Tuesday, April 20, 2010

pollen & the tube.

i've been sick for the past few days and while i'm finally well enough to be wearing actual clothes and eating something other than soup [and even washing some dishes and doing a load of laundry now that i finally got a hold of some quarters], i still feel pretty miserable. a lot of people around me feel similar but blame it on allergies and though my allergies have never been this severe, i'm going to go ahead and blame it on that from now on. i have to go back to work tomorrow, go about my week as usual, and i'm fairly certain my fever has broken so that seems like a good enough sign.

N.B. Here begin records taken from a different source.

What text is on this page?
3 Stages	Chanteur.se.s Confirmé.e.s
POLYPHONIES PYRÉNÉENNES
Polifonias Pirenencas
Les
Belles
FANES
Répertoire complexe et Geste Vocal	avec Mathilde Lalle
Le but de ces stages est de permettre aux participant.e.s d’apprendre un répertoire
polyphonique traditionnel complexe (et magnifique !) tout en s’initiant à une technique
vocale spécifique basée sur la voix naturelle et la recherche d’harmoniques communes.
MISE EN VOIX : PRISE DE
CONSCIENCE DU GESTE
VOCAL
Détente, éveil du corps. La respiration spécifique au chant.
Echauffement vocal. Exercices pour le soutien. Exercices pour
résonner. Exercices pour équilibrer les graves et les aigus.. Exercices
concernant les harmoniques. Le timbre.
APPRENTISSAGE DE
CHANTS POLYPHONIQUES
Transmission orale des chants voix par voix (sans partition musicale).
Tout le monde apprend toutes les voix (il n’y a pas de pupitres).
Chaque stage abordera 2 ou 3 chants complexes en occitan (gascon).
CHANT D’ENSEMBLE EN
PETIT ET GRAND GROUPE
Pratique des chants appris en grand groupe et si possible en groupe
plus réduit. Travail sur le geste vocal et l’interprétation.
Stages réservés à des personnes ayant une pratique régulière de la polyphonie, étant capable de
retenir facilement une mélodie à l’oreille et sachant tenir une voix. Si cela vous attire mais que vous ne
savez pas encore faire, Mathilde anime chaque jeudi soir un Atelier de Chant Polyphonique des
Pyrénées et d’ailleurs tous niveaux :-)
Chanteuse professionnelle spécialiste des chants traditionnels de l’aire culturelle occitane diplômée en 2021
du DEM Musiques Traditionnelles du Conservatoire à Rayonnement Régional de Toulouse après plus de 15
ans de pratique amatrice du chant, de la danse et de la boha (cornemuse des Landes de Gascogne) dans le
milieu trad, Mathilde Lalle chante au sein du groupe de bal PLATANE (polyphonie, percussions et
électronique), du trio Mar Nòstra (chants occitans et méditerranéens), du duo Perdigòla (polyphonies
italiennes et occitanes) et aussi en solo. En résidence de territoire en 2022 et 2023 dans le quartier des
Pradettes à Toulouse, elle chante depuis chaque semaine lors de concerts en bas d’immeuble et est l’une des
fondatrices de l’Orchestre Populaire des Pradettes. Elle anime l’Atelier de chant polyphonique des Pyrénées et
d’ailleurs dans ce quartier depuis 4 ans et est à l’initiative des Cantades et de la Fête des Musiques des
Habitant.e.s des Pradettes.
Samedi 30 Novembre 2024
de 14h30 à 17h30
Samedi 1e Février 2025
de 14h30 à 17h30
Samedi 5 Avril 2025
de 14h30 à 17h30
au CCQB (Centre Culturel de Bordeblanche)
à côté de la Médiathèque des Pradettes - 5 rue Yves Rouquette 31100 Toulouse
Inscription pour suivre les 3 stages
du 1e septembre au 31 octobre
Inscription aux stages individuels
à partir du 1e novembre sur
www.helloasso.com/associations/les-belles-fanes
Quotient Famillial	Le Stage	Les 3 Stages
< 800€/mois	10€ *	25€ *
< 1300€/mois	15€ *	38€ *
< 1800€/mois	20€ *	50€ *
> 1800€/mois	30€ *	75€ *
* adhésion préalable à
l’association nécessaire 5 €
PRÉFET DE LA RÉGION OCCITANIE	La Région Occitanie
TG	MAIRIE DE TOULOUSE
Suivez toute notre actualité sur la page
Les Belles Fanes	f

i find myself more irritable than usual, something i noticed even before i started feeling sick. i'm not sure what that's about...? maybe people are just being their usual selves and i'm not ignoring it anymore...but that seems harsh. i've been sleeping more, eating healthy, active [except the last couple of days, trapped inside barely able to move]...one would think i'd be in a better mood, but i'm not. i hope i can calm down and figure these things out, but in the meantime i've been watching a lot of television. Weeds, Skins, Better Off Ted...tonight's the season finale of 16 & Pregnant followed by the Dr. Drew Special which never fails to entice. and really, at what point is it all that unhealthy to replace our real-life relationships with the fantasy-world found on the screen? i mean, they make me laugh, they make me cry, and with the brilliance of streaming shows online they're always only a few clicks away...

1 comment:

  1. wait a minute - you mean my friends on tv aren't real!?!? say it aint so!